After a recent chat with a key partner at Charles River Ventures Inc., we went away with a pretty good picture of what the venture capital investment firm sees as the storage network of the future.

"Push the clock forward five years and networks will host a characteristic called storage, but will there be a storage service provider? Or a central storage well? Most likely not," said Chris Baldwin, a partner at the Waltham, Mass.-based firm. "What we'll see may be an enterprise network where repository data is a function of the cloud and not a single machine. The network will be one big cache."

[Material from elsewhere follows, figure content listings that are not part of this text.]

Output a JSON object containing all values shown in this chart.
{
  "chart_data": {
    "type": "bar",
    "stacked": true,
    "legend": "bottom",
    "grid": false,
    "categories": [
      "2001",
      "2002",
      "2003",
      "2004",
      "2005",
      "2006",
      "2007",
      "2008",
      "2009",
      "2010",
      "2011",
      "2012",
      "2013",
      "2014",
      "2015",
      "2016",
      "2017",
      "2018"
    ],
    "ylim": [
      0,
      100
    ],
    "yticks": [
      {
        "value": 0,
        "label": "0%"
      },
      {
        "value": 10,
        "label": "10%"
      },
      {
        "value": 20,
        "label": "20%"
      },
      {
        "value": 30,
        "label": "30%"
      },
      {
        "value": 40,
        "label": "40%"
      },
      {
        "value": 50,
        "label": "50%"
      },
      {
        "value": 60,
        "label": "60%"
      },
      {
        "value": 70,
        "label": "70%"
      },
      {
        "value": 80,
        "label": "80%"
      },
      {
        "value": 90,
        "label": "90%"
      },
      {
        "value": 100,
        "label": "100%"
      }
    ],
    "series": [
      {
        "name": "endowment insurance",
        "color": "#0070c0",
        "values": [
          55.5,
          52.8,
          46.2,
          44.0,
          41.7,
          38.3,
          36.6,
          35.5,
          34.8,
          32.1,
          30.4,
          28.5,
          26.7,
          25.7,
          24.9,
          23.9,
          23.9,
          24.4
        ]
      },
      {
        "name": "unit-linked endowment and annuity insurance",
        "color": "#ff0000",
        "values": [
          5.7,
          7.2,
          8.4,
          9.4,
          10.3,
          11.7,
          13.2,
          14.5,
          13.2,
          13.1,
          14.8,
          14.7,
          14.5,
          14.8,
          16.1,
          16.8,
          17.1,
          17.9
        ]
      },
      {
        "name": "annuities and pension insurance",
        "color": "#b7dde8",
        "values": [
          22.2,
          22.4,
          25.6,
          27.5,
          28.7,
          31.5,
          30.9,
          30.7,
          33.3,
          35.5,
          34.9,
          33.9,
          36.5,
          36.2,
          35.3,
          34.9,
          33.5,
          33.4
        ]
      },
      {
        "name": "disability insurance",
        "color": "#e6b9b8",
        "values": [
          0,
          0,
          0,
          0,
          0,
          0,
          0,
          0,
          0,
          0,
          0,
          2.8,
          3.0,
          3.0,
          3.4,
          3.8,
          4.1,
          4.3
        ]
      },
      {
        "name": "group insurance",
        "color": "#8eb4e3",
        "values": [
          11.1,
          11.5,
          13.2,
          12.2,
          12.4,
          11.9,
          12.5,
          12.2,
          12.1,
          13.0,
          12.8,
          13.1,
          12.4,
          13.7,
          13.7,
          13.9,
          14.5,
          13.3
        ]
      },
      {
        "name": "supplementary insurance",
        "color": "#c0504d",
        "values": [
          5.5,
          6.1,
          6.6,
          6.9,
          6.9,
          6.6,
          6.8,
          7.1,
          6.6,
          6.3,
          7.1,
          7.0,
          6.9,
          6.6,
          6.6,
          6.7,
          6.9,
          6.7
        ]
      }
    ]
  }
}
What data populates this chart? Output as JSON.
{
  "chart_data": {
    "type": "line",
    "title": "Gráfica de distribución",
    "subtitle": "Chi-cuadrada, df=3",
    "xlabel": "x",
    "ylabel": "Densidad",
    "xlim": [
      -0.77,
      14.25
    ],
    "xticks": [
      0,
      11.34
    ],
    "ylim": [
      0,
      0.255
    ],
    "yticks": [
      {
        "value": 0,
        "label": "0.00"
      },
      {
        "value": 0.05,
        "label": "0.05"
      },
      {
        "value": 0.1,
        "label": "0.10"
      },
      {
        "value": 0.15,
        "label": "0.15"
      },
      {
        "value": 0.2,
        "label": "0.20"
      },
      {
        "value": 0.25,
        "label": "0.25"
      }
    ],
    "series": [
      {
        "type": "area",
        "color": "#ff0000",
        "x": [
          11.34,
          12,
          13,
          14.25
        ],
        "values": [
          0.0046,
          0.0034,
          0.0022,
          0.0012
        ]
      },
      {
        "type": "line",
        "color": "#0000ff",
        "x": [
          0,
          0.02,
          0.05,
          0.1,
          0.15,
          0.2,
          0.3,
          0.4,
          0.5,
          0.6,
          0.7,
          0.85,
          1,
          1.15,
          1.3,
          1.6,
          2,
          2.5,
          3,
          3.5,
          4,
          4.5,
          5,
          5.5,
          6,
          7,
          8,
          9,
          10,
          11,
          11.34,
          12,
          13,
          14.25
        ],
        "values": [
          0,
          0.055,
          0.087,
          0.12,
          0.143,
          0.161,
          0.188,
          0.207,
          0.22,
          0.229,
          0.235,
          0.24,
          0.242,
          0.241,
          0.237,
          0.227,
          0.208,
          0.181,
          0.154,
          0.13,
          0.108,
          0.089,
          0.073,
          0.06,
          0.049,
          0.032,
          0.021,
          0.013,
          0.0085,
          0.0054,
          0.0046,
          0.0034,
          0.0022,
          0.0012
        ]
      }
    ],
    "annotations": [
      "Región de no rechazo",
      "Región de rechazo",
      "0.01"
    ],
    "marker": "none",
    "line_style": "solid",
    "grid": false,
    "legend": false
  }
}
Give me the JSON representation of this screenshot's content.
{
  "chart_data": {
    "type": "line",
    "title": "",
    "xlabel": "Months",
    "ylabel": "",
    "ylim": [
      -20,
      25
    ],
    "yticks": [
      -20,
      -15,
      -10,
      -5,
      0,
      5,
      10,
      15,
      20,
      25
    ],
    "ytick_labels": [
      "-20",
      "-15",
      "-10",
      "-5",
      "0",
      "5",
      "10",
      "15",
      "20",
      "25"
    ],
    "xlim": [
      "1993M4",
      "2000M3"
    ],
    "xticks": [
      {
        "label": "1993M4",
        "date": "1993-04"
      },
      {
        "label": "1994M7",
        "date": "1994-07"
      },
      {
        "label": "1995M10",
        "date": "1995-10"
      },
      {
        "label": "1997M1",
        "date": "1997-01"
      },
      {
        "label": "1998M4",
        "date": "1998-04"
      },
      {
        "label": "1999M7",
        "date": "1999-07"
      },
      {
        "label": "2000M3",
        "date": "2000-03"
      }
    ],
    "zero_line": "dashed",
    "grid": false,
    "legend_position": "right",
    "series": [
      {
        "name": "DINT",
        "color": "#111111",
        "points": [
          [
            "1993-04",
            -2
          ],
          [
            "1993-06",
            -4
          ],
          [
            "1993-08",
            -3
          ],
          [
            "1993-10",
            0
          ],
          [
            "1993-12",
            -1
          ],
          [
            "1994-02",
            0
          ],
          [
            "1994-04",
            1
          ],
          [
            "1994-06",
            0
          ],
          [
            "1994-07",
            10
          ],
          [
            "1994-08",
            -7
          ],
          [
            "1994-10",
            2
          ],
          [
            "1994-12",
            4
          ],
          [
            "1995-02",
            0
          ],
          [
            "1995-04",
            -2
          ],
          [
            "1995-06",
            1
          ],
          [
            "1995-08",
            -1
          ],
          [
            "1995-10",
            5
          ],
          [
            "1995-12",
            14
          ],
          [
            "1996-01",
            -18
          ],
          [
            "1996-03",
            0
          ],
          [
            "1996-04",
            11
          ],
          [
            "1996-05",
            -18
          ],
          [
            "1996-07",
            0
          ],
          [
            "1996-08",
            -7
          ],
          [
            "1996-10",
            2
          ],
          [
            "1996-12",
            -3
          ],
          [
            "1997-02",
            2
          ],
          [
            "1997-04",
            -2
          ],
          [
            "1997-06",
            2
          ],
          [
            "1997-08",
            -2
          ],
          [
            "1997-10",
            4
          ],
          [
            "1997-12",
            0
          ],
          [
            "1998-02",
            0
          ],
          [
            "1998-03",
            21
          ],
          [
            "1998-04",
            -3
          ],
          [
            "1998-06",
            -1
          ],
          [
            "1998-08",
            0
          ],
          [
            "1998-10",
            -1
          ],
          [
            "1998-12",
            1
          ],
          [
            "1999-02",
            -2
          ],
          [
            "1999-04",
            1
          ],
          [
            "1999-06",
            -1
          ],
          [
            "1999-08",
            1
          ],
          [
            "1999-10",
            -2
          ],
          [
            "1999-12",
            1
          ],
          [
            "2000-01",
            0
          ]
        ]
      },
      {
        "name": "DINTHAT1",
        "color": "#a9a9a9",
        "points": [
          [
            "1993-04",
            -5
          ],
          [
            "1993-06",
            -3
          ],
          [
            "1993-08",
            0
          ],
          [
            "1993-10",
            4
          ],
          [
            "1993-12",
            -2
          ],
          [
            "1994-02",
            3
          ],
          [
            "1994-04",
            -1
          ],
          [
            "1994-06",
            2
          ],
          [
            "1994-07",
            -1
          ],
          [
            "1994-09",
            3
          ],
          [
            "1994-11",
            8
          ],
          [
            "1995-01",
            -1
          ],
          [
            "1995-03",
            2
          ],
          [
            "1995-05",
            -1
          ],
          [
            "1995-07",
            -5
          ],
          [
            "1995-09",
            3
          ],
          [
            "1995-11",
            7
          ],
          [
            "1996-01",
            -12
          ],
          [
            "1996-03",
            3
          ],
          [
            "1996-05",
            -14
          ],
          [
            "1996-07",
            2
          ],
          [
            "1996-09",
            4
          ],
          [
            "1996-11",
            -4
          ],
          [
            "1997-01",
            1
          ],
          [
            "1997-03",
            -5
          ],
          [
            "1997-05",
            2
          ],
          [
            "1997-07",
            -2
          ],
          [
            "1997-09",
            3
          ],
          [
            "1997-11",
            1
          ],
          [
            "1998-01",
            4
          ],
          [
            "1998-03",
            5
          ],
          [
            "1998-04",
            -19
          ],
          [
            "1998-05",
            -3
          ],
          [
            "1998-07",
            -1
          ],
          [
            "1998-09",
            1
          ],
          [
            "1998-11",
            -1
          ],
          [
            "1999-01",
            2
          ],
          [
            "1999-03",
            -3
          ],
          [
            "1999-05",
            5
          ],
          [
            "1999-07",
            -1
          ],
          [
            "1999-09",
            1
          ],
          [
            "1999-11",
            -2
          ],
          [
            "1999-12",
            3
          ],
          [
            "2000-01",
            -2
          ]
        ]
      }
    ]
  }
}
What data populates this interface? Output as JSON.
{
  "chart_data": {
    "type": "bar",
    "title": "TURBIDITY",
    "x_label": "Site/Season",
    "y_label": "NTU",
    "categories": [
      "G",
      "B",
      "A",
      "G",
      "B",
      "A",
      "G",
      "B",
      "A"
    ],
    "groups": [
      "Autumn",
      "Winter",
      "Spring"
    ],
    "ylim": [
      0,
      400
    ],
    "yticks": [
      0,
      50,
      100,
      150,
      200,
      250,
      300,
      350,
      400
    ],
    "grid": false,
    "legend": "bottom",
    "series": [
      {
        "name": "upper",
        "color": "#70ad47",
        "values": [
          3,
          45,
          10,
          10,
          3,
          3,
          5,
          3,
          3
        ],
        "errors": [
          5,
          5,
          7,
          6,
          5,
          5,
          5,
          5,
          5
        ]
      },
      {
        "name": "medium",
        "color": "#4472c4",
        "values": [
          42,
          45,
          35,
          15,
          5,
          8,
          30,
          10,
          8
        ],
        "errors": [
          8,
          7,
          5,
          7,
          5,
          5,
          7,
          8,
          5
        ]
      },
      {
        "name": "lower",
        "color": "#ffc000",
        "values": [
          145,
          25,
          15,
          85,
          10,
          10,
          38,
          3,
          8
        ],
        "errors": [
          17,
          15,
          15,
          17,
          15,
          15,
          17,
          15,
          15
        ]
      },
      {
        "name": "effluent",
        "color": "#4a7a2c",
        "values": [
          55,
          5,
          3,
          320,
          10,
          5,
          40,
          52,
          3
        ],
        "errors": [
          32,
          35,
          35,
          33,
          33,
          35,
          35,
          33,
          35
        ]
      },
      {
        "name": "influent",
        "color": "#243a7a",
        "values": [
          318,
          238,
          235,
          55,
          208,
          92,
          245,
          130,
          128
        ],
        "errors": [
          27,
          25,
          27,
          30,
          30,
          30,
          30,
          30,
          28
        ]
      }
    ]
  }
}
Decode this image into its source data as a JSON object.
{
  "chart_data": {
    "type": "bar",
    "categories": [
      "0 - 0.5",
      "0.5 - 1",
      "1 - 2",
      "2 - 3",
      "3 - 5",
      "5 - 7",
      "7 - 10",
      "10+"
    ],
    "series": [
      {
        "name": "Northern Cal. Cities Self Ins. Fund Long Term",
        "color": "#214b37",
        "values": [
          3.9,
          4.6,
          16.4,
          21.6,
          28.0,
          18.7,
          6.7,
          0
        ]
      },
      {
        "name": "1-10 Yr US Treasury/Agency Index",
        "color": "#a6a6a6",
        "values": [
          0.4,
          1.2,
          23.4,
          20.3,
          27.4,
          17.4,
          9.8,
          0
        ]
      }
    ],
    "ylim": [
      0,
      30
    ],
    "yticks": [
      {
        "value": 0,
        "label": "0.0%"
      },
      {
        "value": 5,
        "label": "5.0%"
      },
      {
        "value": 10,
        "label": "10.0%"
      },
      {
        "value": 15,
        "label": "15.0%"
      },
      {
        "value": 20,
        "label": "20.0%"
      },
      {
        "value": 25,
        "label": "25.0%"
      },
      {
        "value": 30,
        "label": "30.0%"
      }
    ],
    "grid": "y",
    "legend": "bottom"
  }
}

Baldwin's vision of future storage architecture is very much a NAS (network attached storage) model to the core. And the idea of storage as a decentralized, dynamic component on a network is parroted by the network-centric minds at Sun Microsystems Inc., Cisco Systems Inc., and others. But until a few weeks ago, the thought of NAS as the primary storage backbone for an enterprise was clouded by concerns over Ethernet bottlenecks and management headaches.

This is why the arrival of DAFS (direct access file system) technology on Network Appliance (NetaApp) storage filers, and advances by Scale Eight in its DSS (Distributed Storage Software) are so significant to the storage world.

NetaApp's DAFS-enabled NAS products, Scale Eight's DSS, and other similar new NAS technologies from other vendors mean enterprises can begin looking at NAS storage in the same way they view their SAN (storage area network) investments -- as wholly reliable, mission critical network storage components.

DAFS technology on NAS promises Fibre Channel-like performance over Ethernet. With it, NetaApp can now begin to attack the database storage market, penetrating storage accounts occupied by the likes of Oracle, IBM, and Sybase. And cost comparisons between Fibre Channel SANs and NAS systems are a no-brainer. NAS gear will fit into practically any IT budget.

Scale Eight's DSS tackles the NAS management challenge by enabling administrators to create single-image NAS pools composed of multiple NAS devices. This paves the way for Baldwin's "one big cache" by helping users get a grip on distributed NAS systems.

Unlike SAN technology, which did little more than throttle from 1Gbps to 2Gbps throughput in 2001, the NAS market has been bursting with new ideas from NetaApp, Scale Eight, Z-Force, Zambeel, Storigen, BlueArc, and others. These players are changing a perception ingrained in the heads of many administrators that NAS products are designed only for workgroups.

Truth be told, NAS products may be better positioned to carry an enterprise into the next frontier of Web-based computing, in which Web services, grid computing, and utility computing models all rely on distributed storage systems.